La nuova moneta, che tanto nuova non era poiché circolava già da diversi disgraziatissimi anni, non andava giù a Enzo, faticava addirittura a nominarla, un suono duro, tronco, sgradevole, impronunciabile.

Un tale aveva profetizzato che con l'innominabile moneta si sarebbe lavorato un giorno di meno guadagnando come se si fosse lavorato un giorno di più, o roba del genere.

Nonostante ci si accanisse a sostenere l'indifendibile, era evidente che l'oracolo avesse fallito, e che qualcosa fosse andato per il verso sbagliato. Su una cosa tuttavia il vaticinante aveva avuto ragione: che si sarebbe lavorato di meno; a contare il numero dei disoccupati, dei professionisti a spasso per i giardinetti pubblici, delle imprese edili che non muovevano più un mattone, delle centinaia di aziende che ogni giorno chiudevano i battenti, si giungeva facile alla conclusione che era stata una previsione che aveva

colto perfettamente nel segno.

Guardò per un'ultima volta le pareti disadorne e, prima di spegnere il contatore generale, fece finta di salutare la inesistente addetta alla reception:

˗ Buonasera, Maria, ˗ fu il primo nome che la scarsa fantasia di quel momento gli suggerì. ˗ A domani. Le auguro una buona serata.

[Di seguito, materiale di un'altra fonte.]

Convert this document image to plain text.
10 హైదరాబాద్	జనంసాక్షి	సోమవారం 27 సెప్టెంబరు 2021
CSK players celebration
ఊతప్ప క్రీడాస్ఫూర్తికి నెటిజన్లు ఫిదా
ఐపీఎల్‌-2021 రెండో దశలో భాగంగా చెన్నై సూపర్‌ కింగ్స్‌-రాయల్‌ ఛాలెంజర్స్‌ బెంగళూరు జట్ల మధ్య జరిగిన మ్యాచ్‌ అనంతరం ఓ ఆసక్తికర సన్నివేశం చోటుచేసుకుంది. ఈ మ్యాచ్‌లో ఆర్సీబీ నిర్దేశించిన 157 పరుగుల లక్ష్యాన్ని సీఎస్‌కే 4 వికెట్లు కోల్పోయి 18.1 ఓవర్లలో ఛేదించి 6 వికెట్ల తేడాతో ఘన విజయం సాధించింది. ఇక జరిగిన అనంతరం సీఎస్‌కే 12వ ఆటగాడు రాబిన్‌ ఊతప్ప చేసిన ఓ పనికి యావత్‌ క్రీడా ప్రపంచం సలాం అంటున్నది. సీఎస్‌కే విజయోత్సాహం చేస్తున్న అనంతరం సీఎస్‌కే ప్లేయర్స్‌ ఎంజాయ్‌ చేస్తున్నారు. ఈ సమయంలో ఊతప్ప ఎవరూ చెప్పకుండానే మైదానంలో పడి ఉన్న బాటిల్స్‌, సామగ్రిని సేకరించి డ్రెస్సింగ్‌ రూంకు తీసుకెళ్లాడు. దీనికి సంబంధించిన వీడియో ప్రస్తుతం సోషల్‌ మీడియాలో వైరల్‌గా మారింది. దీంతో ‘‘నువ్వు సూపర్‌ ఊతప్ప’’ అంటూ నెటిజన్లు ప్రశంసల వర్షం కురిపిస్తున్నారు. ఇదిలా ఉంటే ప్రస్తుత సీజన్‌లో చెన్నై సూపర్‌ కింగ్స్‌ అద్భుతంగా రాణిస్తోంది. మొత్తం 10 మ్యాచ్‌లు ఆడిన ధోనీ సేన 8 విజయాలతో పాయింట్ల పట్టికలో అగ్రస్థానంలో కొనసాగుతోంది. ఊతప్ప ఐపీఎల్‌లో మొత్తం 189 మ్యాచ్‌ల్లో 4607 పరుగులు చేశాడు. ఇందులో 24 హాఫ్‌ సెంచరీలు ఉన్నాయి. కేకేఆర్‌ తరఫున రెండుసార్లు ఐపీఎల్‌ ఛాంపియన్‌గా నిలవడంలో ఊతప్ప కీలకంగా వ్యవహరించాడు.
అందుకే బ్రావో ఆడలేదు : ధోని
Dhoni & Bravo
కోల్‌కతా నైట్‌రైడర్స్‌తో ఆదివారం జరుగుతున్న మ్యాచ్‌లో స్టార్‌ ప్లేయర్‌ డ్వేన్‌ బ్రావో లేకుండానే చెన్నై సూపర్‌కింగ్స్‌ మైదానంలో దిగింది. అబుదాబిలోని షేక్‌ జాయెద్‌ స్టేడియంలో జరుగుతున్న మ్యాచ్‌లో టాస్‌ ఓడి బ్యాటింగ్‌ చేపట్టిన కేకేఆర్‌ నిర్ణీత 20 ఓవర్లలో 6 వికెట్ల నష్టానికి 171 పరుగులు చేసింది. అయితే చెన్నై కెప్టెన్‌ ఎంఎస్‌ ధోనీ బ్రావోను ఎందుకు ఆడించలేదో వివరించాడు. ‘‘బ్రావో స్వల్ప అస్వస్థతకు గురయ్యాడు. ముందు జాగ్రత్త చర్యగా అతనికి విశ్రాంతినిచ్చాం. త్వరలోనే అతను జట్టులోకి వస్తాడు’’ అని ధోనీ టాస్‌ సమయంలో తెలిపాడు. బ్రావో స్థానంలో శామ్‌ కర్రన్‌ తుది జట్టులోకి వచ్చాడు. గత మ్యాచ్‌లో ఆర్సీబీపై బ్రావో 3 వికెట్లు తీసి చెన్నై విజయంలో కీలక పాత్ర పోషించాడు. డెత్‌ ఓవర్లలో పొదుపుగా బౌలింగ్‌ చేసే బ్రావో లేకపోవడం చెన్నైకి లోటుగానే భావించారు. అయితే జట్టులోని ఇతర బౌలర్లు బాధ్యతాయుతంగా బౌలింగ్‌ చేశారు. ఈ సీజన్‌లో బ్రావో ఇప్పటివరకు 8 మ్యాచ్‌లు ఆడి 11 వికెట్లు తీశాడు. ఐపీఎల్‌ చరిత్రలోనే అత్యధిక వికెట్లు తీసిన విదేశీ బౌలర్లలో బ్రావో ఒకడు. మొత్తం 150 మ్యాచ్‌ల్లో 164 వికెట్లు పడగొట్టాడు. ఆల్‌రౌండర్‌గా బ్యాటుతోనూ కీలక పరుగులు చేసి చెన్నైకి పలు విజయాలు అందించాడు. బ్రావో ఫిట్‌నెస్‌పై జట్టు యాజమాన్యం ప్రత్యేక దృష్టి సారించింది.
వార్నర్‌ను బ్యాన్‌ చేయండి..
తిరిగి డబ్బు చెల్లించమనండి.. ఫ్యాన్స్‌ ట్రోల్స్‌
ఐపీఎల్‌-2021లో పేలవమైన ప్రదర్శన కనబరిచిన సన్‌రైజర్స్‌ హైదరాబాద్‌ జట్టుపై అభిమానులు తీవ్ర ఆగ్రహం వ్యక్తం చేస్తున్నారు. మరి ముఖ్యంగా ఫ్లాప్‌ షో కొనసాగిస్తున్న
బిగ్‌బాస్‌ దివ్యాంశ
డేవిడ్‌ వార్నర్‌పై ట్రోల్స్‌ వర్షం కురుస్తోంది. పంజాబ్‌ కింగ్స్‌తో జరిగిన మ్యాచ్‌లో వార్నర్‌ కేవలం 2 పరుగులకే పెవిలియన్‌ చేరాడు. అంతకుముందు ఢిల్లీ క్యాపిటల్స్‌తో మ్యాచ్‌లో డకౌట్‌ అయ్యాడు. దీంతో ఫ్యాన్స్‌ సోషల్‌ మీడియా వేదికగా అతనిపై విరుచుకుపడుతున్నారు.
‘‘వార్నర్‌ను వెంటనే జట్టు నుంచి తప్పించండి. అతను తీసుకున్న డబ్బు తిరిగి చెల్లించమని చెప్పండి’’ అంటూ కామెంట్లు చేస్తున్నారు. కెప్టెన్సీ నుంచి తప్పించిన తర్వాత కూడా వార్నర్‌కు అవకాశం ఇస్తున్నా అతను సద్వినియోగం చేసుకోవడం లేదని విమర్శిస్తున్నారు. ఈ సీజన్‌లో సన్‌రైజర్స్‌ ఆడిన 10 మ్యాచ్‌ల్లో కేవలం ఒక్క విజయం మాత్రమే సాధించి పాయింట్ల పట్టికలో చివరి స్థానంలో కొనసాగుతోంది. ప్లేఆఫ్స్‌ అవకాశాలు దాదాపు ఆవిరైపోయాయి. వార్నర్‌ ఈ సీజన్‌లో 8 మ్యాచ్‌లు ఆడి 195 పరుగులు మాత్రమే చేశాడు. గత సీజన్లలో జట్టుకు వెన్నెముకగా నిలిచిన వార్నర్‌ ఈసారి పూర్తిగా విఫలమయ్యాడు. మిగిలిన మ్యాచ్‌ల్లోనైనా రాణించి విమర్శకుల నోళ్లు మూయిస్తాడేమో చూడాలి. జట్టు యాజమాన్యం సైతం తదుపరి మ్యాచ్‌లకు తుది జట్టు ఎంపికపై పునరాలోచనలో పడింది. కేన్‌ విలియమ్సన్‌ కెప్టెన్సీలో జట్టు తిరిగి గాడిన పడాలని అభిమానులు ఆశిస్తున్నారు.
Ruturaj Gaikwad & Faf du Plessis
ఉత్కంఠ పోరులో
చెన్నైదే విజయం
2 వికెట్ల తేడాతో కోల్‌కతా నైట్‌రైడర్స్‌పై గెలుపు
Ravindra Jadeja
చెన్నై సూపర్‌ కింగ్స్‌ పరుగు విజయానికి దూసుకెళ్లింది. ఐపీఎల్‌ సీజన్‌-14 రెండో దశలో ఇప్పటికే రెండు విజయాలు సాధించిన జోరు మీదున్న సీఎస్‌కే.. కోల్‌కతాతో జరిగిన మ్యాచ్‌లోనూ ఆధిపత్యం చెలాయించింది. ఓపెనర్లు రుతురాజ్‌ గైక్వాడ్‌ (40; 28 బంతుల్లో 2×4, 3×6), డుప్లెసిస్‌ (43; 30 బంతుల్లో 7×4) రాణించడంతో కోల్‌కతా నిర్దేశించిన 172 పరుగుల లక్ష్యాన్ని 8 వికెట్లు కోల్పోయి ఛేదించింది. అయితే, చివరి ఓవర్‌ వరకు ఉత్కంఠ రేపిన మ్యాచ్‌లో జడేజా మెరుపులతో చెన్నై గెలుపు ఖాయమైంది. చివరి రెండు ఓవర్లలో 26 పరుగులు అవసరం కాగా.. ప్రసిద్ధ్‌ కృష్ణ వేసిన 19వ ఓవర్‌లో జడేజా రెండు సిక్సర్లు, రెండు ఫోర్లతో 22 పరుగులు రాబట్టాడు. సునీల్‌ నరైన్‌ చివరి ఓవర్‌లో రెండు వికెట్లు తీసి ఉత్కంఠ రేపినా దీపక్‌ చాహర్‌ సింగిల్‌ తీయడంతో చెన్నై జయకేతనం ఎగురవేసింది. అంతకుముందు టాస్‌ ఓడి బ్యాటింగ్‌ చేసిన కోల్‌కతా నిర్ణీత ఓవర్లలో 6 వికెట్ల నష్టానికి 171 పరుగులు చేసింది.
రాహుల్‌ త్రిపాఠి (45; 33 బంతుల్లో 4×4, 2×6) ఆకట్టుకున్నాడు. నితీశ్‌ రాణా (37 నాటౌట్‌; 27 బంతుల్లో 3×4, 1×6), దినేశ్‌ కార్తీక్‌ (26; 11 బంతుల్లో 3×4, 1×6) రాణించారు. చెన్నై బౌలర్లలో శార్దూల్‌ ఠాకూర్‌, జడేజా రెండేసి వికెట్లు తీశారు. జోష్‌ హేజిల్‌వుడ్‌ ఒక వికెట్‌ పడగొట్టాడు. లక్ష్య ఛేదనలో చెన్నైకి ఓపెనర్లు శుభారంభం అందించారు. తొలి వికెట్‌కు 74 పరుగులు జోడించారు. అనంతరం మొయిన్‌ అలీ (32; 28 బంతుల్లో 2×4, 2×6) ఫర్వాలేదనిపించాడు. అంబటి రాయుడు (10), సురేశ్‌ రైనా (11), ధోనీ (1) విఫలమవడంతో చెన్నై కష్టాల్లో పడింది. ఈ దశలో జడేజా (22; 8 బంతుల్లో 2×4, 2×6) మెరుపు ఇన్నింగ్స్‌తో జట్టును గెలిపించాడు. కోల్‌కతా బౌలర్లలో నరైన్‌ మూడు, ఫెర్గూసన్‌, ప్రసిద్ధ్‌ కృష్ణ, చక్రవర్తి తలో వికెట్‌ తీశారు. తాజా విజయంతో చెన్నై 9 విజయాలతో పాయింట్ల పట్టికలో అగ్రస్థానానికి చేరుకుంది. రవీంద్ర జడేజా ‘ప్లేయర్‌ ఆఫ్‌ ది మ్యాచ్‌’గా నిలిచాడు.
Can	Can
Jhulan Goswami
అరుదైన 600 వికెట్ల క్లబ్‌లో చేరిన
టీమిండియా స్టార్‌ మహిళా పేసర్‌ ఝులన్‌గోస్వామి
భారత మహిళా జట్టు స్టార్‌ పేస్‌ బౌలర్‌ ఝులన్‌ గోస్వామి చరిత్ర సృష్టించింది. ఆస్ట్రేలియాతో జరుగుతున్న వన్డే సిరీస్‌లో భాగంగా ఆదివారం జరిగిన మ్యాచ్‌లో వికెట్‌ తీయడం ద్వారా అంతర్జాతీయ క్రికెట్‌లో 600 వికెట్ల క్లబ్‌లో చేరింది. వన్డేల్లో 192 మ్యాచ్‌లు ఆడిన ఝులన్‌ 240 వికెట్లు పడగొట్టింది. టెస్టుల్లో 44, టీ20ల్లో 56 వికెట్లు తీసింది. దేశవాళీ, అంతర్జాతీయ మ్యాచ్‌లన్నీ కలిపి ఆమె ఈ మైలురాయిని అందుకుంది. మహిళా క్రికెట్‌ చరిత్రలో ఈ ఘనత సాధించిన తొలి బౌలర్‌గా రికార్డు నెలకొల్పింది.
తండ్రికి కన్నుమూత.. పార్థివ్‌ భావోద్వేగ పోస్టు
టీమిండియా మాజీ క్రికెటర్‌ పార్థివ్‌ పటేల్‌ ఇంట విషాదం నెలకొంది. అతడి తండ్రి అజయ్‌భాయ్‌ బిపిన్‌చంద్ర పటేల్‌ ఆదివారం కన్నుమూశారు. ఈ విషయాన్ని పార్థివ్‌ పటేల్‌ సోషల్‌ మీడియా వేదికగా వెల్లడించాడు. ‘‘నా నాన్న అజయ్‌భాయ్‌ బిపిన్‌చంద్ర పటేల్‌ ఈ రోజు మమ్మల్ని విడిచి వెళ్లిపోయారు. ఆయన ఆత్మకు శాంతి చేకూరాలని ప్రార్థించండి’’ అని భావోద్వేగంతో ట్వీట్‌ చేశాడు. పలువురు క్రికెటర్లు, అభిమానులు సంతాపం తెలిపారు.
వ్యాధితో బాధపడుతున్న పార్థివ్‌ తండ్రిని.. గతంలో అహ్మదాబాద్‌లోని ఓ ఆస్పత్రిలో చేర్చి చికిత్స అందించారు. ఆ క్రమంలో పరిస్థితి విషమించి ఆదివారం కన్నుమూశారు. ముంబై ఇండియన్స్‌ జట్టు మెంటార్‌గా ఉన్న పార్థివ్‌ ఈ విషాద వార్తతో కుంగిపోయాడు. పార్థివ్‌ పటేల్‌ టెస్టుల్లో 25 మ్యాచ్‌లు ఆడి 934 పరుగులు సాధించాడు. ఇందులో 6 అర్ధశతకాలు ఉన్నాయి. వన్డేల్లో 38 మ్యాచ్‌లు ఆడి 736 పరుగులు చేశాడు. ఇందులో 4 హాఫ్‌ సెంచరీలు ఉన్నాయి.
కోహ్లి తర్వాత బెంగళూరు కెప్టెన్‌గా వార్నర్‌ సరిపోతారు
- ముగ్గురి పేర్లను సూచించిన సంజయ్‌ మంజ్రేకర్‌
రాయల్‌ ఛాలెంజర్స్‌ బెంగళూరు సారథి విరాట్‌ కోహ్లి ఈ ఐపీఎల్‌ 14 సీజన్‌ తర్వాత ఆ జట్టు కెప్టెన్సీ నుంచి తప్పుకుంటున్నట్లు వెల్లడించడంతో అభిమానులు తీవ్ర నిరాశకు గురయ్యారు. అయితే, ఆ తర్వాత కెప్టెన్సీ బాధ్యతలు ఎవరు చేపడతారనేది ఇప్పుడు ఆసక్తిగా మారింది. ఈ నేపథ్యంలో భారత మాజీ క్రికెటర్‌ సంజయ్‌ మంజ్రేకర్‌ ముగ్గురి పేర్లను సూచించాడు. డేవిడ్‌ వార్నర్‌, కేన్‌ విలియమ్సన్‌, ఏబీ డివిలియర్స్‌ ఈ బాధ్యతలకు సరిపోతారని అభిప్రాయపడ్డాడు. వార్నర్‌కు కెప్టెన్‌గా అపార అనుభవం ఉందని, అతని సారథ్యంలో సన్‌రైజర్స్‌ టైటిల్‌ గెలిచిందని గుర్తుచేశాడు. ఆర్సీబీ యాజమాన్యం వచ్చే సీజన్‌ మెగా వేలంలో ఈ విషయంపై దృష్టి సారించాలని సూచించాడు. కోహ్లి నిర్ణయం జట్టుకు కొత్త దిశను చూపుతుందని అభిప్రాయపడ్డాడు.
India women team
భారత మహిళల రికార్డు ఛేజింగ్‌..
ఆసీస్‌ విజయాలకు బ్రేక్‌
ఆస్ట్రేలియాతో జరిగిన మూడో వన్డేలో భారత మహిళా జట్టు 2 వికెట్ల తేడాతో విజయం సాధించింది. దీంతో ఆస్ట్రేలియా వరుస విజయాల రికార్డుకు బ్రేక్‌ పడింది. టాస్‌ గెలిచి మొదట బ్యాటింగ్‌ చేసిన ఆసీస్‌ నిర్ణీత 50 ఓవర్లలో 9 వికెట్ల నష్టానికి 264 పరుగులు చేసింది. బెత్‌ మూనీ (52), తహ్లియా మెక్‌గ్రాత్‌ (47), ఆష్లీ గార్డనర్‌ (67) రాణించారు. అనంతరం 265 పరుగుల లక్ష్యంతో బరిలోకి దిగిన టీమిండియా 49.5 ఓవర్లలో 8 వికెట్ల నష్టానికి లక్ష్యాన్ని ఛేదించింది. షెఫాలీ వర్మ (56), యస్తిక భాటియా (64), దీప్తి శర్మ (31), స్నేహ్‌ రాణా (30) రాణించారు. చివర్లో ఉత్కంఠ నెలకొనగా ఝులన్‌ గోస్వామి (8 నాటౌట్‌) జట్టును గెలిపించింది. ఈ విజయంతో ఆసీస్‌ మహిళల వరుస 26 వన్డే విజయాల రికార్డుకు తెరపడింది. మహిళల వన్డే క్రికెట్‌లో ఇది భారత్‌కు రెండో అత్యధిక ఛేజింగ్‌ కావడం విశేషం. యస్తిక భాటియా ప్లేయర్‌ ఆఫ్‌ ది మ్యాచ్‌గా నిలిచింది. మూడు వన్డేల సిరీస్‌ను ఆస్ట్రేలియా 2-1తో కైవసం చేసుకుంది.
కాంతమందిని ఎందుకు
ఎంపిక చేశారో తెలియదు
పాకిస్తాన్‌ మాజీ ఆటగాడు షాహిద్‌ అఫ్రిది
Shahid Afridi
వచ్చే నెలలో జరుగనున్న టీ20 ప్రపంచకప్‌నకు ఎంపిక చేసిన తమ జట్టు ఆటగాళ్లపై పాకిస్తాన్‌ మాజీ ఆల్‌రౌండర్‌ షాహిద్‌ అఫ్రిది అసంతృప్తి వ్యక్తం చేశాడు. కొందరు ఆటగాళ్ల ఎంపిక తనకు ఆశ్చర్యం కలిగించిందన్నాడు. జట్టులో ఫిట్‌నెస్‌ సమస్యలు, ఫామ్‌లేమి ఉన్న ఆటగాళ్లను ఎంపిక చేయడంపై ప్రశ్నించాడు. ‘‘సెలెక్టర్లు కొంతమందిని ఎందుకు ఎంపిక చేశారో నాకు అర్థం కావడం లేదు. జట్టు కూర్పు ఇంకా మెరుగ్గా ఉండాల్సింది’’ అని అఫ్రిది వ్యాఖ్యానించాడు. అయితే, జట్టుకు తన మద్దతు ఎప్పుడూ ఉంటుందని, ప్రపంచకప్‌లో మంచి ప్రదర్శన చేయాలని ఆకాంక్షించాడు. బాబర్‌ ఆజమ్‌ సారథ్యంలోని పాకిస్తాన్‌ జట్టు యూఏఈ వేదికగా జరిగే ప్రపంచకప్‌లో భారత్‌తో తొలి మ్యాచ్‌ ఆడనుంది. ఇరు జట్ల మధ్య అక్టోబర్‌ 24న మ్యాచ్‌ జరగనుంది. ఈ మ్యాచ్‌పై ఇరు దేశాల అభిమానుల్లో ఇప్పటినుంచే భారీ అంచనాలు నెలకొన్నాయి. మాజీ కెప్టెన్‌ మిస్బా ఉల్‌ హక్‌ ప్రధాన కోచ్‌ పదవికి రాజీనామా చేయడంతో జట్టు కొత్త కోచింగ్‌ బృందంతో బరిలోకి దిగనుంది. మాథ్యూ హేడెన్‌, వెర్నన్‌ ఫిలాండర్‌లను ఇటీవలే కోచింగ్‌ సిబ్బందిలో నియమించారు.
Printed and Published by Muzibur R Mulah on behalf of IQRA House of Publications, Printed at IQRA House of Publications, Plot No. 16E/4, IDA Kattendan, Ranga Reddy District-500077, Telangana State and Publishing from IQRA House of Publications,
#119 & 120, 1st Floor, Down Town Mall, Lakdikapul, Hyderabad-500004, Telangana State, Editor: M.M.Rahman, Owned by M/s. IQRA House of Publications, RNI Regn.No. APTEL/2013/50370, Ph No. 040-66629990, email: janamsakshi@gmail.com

Svoltò a destra e si avviò per le scale. C'era solo un piano a scendere e, come d'abitudine, ignorò l'ascensore.

Si ritrovò nell'atrio.

Vicino alla portineria notò uno strano individuo che gli ricordava un personaggio televisivo, ma dubitò che fosse lui. L'uomo, con toni accesi e modi da esagitato, si accaniva contro una donna che, a quanto pareva, non sembrava avesse problemi a tenergli testa.

Per discrezione non si soffermò ad appurare quale fosse la causa del violento confronto verbale e passò oltre, con aria indifferente.

Raggiunse la strada.

L'auto era parcheggiata davanti al portone. Prima di salirvi, si soffermò a osservare la fiancata dalla parte del guidatore. Le girò intorno. Considerò il retro, il lato del passeggero e, arrivato al cofano, indugiò sullo stemma che era al centro: una corona nera che delimitava un tondo diviso in quattro parti, a colori alternati, bianco e blu. Tre lettere scritte in stampatello troneggiavano: la M al centro e più in alto rispetto alle altre, la B a sinistra e la W a destra. Si ripromise di informarsi del significato, se lo era domandato

tante volte ma mai che si fosse dato pena di cercarne la soluzione.

Avviò il motore. Udì un soffio pieno, ovattato.

Soddisfatto, ingranò la marcia e parti.

Il viaggio, senza

più nulla che lo trattenesse, poteva iniziare.